Amazon Web Service (AWS) EC2 instances: Unstable network bandwidths with long-distance connections
I'm trying to deploy a data processing system over a wide area covering multiple regions of AWS. Before doing this, I've been profiling the network connections over the variety of distances, but I've been experiencing frequent sudden drops and fluctuations in the bandwidth over long-distance networks. I'm wondering what would be the root cause of the issue?
The cluster is set up on five regions: Oregon, Ohio, central Canada, Ireland, and Osaka. Below is a screenshot of the different bandwidths, and we're seeing a lot of fluctuations in between each of the connections.
Any insights would be welcome!
Screenshot
I suspect your traffic is going across the internet, no guarantees there. Ideally you want to use the AWS Backbone network which will be more consistent. Two ways to do this are with AWS Transit Gateway and VPC peering - there are probably other ways. Read this blog post for Transit Gateway.
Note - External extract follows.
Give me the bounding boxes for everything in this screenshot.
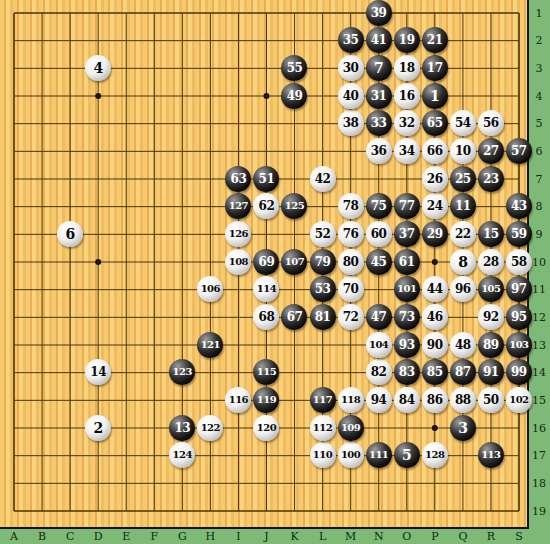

At re:Invent 2019 we announced that AWS Transit Gateway now supports inter-Region peering. This means that all the Amazon VPCs, Site-to-Site VPN connections, and Direct Connect gateways attached to an AWS Transit Gateway hosted in one AWS Region can exchange traffic with resources deployed in other AWS Regions. The inter-Region traffic is encrypted, traverses the AWS global network, and is not exposed to the public internet – thus reducing the attack surface.
VPC Peering is another way to do this. That traffic goes across the AWS backbone as well. See this blog post.
Inter-Region VPC Peering provides a simple and cost-effective way to share resources between regions or replicate data for geographic redundancy. Built on the same horizontally scaled, redundant, and highly available technology that powers VPC today, Inter-Region VPC Peering encrypts inter-region traffic with no single point of failure or bandwidth bottleneck. Traffic using Inter-Region VPC Peering always stays on the global AWS backbone and never traverses the public internet, thereby reducing threat vectors, such as common exploits and DDoS attacks.